Policy-relevant roles of incompleteness

For many policy practitioners, incompleteness is the stuff of their working lives. At any point, problems remain to be addressed, obstacles surmounted, and goals attained, along with fires to put out, constraints to be lifted, objectives to be met, missions to be fulfilled, and crises to be faced. These policy and management worlds become one in terms of unwanted interruptions, and interruptions make for unfinished business. The only thing not interrupted are disasters, which is why they are so often described as “complete.”

Briefly put, issue incompleteness is the persistence of unfinished business for policymakers, politicians and policy analysts. Granted, interruptions can arise out of complexity and leave us with uncertainty and, of course, tasks do get done of sorts. A few things even turn out better than we could have hoped for. Fires are contained, problems handled, goals addressed, objectives recongized–work does get done. But–and this is the point–our policy worlds are recognizably incomplete and unfinished for all that.

This point has to be pushed further, though. All manner of granularities and context are involved when it comes to managing or coping ahead with the interruptions and unfinished business.

I

There is a sense in which each of our mental models of a complex policy and management issue always unfinished, if it matters to us. By way of example, Jean Cocteau, French litterateur, records the following interchange of composer, Darius Milhaud:

[Milhaud] shows his old housekeeper a very faithful painting of the great square at Aix.
You see, it’s the square at Aix.
Answer: ‘I don’t know.’
What? You don’t recognize the square at Aix?
‘No sir, because I’ve never seen it painted before.’

The rub isn’t how well the painting (or any representation for that matter) depicts that which it is a painting of, but rather that representations problematize recognition itself. Moving toward uncertainty (from the direction of certainty–we’ve seen the square–or from the direction of unstudied conditions–but never before as painted) means not only that we have a better appreciation of reality as contingent, provisional or messy. We also end up seeing how the incompletion of representation drives the very production of more representation.
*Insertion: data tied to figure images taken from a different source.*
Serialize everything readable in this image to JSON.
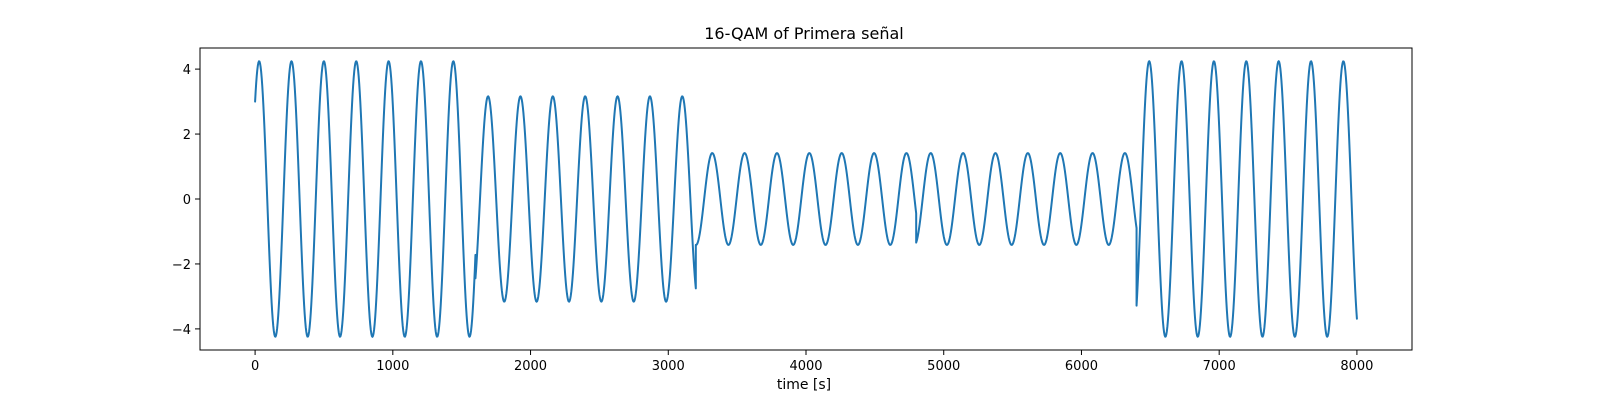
{
  "chart_data": {
    "type": "line",
    "title": "16-QAM of Primera señal",
    "xlabel": "time [s]",
    "ylabel": "",
    "xlim": [
      -400,
      8400
    ],
    "ylim": [
      -4.65,
      4.65
    ],
    "xticks": [
      0,
      1000,
      2000,
      3000,
      4000,
      5000,
      6000,
      7000,
      8000
    ],
    "yticks": [
      -4,
      -2,
      0,
      2,
      4
    ],
    "grid": false,
    "line_color": "#1f77b4",
    "samples_per_second": 1,
    "carrier_period": 235,
    "symbol_duration": 1600,
    "symbols": [
      {
        "start": 0,
        "end": 1600,
        "i": 3,
        "q": 3
      },
      {
        "start": 1600,
        "end": 3200,
        "i": 1,
        "q": 3
      },
      {
        "start": 3200,
        "end": 4800,
        "i": 1,
        "q": 1
      },
      {
        "start": 4800,
        "end": 6400,
        "i": 1,
        "q": -1
      },
      {
        "start": 6400,
        "end": 8000,
        "i": -3,
        "q": -3
      }
    ],
    "series": [
      {
        "values_description": "y(t) = I*cos(2*pi*t/235) + Q*sin(2*pi*t/235)"
      }
    ]
  }
}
Of the original Venus De Milo statue, Cocteau asks, “Suppose a farmer finds the arms. To whom do they belong? To the farmer or to the Venus de Milo?” Or to something or someone altogether different? To ask the latter question is to open up incompletion, where knowledge is unsettled and knowledgeable gives way to inexperience.

II

Is this sense of incompleteness at the micro level the felt part of an irreducible particularity of being, that sense we never body forth as representative or total? George Steiner recounts a childhood experience:

. . .if there are in this obscure province of one small county (diminished Austria) so many coats of arms, each unique, how many must there be in Europe, across the globe? I do not recall what grasp I had, if any, of large numbers. But I do remember that the word ‘millions’ came to me and left me unnerved. How was any human being to see, to master this plurality? Suddenly, it came to me, in some sort of exultant but also appalled revelation, that no inventory, no heraldic encyclopedia, no summa of fabled beasts, inscriptions, chivalric hallmarks, however compendious, could ever be complete.

But what is to be learned from a run of such individual experiences across more diverse people?

As I understand it, this diversity means no single or new representation could ever complete social reality or erase the initial condition that other recastings are both irresistibly forthcoming and inescapably required. Yes, the photograph recasts the way racing horses were portrayed compared to earlier paintings of them; no, the photograph is not the only or exhaustive way to portray racing horses. So for the policy and management worlds.

III

In those worlds, we have the techno-managerial elite still talking like this. “If people acted at the level of rationality presumed in standard economics textbooks, the world’s standard of living would be measurably higher,” assured Alan Greenspan, former chair of the US Federal Reserve.

So what if really-existing markets are one of the most diverse and hybridized of social institutions? So what’s wrong with believing that the answer to always-incomplete regulation must be always-incomplete markets?

Suspended somewhere between the always-incomplete pull of utopia and the never-good enough push from dystopia is more like the policy and management realism we–you and I–know and experience.